Suho Lee

Karma: 4

Suho Lee 15 Jun 2026 17:26 UTC
2 points
0
on: How does congressmember use AI?
More experienced, long-term politicians tend to have a dedicated writing team, who may be less open to use AI in writing speeches. It would be interesting if we divide politicians by the level of experience and see how these statistics appear.

Suho Lee 27 May 2026 7:19 UTC
4 points
0
on: When does debate help a weak judge? Evidence from code and logic
Interesting work.
One possible direction that would be interesting to explore: all your pairings are same-family. Same-family models likely share some core reasoning, thus
1) debate transcript from the stronger models might help the weaker judge from the same-family more than the one from different families as same-family models might understand each other better,
2) but they might also share failure modes, meaning a same-family critic might be systematically blind to the same errors as the weaker judge.
A cross-family testing might surface qualitatively different objections, potentially widening or narrowing the classifier gap.

Suho Lee 26 May 2026 6:58 UTC
1 point
0
on: The Case for Evaluating Model Behaviors
Can’t agree more.
One underappreciated reason behavior evals matter is for ‘questions with no ground truth’, they may be the only coherent approach.
Most evals have (or assume) a correct answer to measure against.
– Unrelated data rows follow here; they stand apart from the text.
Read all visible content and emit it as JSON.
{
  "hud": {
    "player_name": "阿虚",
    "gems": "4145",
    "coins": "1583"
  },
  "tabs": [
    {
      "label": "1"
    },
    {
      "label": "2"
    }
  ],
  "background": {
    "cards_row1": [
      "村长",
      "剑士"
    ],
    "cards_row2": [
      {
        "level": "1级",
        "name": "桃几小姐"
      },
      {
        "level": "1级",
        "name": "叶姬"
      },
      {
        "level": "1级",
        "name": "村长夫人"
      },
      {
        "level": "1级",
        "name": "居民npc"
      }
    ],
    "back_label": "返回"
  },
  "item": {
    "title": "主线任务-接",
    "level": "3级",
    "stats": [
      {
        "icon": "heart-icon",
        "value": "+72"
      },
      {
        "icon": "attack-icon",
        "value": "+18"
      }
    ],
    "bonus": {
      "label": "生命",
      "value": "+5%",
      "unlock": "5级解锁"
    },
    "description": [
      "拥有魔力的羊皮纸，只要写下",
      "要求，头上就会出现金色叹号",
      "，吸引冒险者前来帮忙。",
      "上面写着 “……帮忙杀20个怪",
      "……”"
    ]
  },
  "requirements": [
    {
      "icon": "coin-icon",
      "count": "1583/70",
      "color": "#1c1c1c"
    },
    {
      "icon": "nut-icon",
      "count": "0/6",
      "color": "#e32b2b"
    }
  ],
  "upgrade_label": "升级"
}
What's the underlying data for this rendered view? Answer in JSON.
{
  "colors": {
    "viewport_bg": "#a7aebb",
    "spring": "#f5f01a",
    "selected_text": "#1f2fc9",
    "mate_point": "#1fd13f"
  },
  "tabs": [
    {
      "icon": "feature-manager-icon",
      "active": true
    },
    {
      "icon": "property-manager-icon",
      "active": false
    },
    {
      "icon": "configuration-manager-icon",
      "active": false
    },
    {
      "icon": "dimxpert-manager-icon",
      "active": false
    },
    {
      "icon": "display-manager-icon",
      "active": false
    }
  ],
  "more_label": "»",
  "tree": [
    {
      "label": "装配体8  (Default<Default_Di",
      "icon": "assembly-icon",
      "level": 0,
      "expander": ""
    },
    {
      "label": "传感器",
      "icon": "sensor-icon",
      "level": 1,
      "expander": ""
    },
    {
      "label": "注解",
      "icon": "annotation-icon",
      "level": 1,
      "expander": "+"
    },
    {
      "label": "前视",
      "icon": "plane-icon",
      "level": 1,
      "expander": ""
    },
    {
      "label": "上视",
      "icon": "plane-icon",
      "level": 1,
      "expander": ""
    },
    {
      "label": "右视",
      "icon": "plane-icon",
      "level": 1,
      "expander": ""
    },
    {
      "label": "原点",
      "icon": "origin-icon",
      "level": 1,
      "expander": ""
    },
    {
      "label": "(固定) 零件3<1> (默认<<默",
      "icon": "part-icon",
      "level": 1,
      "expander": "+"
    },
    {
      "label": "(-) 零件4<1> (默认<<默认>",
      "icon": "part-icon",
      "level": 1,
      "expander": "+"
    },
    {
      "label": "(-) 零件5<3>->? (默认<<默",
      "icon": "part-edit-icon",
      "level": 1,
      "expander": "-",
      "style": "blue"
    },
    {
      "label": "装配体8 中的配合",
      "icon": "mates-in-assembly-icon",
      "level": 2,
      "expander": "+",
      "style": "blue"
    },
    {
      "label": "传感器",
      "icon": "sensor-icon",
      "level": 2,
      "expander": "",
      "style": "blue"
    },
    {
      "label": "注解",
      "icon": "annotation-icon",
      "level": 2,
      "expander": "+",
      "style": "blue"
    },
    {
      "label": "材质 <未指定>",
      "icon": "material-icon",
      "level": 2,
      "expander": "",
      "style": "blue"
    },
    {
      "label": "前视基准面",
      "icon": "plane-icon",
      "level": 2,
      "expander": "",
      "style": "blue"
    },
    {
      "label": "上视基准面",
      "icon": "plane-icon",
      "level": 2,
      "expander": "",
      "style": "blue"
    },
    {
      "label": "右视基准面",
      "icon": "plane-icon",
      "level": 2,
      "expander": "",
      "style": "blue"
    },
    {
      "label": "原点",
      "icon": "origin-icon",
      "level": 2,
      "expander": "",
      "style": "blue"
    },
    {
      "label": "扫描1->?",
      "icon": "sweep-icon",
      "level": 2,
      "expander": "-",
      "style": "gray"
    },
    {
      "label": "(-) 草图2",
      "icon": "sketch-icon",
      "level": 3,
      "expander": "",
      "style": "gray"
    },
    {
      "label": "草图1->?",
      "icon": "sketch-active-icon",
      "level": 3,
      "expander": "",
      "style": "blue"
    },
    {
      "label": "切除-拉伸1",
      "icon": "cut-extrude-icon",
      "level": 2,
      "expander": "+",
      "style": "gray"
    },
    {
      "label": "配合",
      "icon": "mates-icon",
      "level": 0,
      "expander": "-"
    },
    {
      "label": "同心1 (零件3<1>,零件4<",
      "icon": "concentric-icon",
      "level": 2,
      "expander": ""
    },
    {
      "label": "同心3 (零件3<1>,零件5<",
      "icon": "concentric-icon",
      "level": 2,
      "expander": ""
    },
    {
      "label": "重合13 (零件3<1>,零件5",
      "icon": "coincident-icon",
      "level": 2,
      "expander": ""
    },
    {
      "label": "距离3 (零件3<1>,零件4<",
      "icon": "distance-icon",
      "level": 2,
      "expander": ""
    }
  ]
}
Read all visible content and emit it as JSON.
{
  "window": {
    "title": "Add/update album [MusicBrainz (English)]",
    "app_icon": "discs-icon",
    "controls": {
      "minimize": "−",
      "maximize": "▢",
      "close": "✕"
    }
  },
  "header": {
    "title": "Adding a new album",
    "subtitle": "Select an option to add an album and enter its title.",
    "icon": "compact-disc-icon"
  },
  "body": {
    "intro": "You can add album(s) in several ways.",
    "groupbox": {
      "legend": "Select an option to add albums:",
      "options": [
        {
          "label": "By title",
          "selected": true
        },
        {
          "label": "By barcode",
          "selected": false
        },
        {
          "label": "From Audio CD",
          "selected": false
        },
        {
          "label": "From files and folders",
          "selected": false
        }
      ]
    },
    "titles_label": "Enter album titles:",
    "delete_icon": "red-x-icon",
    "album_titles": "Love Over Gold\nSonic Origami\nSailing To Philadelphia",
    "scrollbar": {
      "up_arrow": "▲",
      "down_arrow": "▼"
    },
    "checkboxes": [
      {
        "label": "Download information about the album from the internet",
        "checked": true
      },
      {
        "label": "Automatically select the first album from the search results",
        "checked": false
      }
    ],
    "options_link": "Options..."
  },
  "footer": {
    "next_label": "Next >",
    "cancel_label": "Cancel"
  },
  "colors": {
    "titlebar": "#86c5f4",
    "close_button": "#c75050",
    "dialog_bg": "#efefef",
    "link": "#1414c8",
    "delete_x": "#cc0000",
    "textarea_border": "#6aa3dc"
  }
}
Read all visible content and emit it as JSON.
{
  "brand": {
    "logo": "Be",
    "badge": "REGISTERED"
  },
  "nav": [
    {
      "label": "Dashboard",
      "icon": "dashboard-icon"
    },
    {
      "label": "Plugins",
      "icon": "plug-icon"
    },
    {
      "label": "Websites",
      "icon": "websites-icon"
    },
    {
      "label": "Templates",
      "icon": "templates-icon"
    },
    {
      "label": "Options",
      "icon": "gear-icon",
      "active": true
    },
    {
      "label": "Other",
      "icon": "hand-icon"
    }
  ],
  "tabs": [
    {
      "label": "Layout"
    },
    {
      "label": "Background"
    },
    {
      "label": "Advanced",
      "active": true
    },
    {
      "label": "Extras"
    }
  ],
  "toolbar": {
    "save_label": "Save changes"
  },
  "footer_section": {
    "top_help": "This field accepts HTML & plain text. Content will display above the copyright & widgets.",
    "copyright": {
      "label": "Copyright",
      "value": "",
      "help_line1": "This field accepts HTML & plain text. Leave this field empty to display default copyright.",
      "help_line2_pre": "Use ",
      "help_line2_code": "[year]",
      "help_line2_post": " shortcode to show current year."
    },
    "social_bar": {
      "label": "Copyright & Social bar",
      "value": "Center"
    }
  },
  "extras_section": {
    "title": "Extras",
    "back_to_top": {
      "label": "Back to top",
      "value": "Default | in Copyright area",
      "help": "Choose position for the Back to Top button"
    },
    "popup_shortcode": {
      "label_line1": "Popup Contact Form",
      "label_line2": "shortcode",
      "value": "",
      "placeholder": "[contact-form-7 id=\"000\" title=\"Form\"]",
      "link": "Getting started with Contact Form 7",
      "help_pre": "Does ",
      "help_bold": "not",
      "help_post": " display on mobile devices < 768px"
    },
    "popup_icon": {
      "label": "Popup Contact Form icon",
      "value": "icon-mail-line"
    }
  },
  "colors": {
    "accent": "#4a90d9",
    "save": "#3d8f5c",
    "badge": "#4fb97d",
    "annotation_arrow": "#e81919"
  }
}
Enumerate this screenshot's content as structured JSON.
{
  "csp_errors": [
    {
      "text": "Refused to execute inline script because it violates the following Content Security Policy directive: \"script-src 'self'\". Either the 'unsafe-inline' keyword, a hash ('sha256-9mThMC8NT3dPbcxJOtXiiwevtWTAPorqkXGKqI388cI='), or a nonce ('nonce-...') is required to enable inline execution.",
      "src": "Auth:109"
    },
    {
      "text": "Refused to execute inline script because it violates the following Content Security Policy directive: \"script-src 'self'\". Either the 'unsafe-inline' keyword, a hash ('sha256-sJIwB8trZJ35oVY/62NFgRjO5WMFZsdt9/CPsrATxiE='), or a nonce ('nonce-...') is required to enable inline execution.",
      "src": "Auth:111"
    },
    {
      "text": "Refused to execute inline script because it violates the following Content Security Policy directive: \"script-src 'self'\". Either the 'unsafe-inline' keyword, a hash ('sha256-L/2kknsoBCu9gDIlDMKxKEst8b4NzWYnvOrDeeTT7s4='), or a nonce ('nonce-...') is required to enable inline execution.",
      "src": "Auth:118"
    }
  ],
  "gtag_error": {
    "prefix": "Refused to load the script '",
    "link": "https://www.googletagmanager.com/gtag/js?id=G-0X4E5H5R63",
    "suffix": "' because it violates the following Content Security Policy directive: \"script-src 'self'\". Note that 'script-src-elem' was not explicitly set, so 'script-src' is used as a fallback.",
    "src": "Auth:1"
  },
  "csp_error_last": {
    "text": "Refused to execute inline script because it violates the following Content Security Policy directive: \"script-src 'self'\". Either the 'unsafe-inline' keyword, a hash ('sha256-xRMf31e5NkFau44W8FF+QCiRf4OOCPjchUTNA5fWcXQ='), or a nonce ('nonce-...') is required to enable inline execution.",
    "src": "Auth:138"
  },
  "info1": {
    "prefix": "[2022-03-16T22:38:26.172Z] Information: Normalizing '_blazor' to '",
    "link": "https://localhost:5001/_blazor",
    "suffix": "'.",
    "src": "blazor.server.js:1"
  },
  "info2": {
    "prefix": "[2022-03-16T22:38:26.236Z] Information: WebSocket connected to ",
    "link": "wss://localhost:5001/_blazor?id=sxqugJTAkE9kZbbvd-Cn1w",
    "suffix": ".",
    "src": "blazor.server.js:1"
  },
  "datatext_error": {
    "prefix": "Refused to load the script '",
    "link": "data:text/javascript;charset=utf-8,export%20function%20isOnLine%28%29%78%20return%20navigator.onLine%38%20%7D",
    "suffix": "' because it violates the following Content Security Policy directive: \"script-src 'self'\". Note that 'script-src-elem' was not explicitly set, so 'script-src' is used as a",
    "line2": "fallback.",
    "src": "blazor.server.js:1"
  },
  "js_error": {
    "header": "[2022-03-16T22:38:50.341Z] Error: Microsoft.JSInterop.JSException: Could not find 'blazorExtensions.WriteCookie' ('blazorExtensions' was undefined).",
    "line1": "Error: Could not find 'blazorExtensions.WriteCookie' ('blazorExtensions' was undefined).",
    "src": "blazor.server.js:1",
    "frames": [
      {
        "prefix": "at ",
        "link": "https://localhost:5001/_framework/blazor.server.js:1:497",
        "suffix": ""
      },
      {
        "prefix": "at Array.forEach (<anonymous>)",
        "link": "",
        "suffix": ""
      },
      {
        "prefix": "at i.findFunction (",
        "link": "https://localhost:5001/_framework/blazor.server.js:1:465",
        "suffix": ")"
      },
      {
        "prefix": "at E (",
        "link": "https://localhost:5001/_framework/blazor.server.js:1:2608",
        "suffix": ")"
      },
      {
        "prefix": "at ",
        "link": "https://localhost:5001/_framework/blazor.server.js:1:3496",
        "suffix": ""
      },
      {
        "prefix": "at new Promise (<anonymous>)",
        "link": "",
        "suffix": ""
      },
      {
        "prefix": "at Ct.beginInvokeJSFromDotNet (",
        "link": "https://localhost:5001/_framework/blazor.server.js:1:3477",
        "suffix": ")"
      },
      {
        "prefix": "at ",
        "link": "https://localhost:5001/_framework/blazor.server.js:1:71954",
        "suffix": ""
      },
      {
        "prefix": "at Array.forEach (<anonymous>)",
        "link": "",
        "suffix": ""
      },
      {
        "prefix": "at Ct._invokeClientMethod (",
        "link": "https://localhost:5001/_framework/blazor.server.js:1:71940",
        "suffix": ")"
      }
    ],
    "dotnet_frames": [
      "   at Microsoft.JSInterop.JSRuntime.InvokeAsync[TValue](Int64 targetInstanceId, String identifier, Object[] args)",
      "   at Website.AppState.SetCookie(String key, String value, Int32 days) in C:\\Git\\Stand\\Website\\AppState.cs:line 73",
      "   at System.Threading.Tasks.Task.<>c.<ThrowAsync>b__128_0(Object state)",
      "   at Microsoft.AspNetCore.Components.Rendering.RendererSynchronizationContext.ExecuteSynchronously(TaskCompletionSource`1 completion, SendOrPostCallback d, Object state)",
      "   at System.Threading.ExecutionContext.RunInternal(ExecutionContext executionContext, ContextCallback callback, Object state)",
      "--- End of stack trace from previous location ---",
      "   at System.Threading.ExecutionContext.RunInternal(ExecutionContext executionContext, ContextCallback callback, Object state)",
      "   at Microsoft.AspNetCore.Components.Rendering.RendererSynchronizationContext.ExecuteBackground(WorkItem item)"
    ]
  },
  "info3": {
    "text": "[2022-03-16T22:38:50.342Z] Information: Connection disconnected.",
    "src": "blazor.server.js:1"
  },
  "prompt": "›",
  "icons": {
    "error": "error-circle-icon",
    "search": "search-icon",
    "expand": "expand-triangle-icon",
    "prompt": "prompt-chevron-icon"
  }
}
But some of the most important things that we want to models to work on and get right have no ground truth (e.g. frontier scientific research, socioeconomic decisions...). How they handle contesting views and frameworks? How they represent uncertainty without over claiming? We definitely need these types of evaluations and focus on a ‘response shape’ for steering models to the right behavior.
And getting this right is not just safety and alignment perperty. A model that can handle open questions well is also a more capable model in the domains where it matters most.